When the assignPublicIP option is set to false, restricting traffic with security group rules between services can be done using the Source Security Group ID parameter.

Within the ingress rules of the VM security group, the following rules can be created to harden your installation:

Port	Origin	Purpose
22	Nomad clients' security group	Allows Nomad clients to SSH into VM
2376	Nomad clients' security group	Allows Nomad clients to connect to Docker on VM
22	EKS cluster security group	Allows vm-service pods to SSH into VM
2376	EKS cluster security group	Allows vm-service pods to connect to Docker on VM
54782	CIDR range of your choice	Allows users to SSH into failed vm-based jobs and to retry and debug

Using public IPs

When the assignPublicIP option is set to true, all EC2 instances created by VM service are assigned public IPv4 addresses, and, as such, all services communicating with them do so via their public addresses.

SSH traffic from the vm-service pod will flow through the NAT gateway of the subnet of the cluster. Since traffic moves outside the VPC it is not possible to restrict traffic by security group origin. It is instead necessary to add the IPs of the NAT gateway(s) used by the cluster to your safelist.
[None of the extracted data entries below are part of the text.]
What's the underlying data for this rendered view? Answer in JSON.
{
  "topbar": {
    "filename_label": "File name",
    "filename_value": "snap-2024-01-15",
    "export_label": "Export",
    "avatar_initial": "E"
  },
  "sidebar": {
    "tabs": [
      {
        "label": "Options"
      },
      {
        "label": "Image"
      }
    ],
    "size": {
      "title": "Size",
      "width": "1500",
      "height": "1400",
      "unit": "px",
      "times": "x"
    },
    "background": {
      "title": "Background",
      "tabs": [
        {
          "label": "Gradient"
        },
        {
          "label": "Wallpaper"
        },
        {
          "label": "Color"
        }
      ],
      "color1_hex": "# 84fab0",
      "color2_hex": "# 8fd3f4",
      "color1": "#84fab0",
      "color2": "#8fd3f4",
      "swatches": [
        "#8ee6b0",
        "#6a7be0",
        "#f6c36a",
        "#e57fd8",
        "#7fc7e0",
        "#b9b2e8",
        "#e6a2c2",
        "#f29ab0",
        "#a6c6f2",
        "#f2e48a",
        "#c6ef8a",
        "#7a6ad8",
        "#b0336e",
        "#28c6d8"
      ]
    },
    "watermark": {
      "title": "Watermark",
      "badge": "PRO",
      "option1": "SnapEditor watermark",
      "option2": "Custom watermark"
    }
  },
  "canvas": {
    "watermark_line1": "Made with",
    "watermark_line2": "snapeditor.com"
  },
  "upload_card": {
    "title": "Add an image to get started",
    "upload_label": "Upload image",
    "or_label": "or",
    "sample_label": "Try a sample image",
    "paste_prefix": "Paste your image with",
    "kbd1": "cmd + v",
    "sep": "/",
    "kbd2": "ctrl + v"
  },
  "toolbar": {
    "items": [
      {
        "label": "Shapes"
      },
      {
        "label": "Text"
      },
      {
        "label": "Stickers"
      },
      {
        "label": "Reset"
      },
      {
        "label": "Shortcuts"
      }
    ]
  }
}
If both Nomad clients and VM service VMs have been assigned public IPs, SSH and Docker traffic will route through the subnets' internet gateways. Since traffic moves through the public internet, security groups are no longer an option for restricting traffic. In order to restrict access on these ports, the public IPv4 addresses of the Nomad clients must be added to the safelist in the VM service security group ingress rules. Keep in mind that these IPs and machines are ephemeral, and will require a mechanism to update the VM service security group on change.
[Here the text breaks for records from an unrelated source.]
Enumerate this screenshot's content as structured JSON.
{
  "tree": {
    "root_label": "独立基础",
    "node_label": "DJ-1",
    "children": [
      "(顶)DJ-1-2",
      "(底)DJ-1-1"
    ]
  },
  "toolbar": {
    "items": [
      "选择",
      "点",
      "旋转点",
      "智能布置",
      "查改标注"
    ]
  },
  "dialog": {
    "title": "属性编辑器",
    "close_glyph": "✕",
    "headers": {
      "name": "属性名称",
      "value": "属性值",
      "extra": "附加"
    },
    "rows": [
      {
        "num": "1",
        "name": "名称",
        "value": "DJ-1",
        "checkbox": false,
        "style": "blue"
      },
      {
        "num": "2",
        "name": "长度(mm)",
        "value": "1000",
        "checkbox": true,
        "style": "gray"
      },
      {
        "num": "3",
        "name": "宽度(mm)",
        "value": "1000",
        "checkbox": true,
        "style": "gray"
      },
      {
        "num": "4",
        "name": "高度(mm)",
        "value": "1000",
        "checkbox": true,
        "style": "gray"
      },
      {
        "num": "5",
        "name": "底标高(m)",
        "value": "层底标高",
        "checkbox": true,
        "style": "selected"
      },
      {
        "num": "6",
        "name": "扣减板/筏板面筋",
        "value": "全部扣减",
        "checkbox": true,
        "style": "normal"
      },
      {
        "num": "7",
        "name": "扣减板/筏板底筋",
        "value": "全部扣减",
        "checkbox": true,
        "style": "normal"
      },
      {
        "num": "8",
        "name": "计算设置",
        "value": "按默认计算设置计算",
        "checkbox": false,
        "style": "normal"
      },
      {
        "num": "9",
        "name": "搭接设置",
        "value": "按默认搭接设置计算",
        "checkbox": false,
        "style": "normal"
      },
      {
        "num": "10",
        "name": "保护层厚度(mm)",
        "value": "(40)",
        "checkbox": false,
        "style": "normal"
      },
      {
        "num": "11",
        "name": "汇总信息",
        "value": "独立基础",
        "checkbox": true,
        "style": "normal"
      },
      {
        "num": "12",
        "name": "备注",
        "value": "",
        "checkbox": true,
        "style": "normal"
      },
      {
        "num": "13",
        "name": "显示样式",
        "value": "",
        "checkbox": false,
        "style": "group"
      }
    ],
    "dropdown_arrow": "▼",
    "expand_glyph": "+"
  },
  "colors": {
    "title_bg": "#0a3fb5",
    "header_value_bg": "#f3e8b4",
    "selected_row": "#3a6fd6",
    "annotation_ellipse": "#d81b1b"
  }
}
When hardening an installation where the VM service uses public IPs, the following rules can be created.

Port	Origin	Purpose
22	Individual ipv4 addresses of all Nomad clients (or 0.0.0.0/0 to allow for any possible assigned IP).	Allows Nomad clients to SSH into VM.
2376	Individual ipv4 addresses of all Nomad clients (or 0.0.0.0/0 to allow for any possible assigned IP).	Allows Nomad clients to connect to Docker on VM.
22	Cluster NAT gateway ipv4 ranges	Allows traffic to the VM from the `vm-service` pods.
2376	Cluster NAT gateway ipv4 ranges	Allows traffic to the VM from the `vm-service` pods.
54782	CIDR range of your choice	Allows users to SSH into failed vm-based jobs to retry and debug.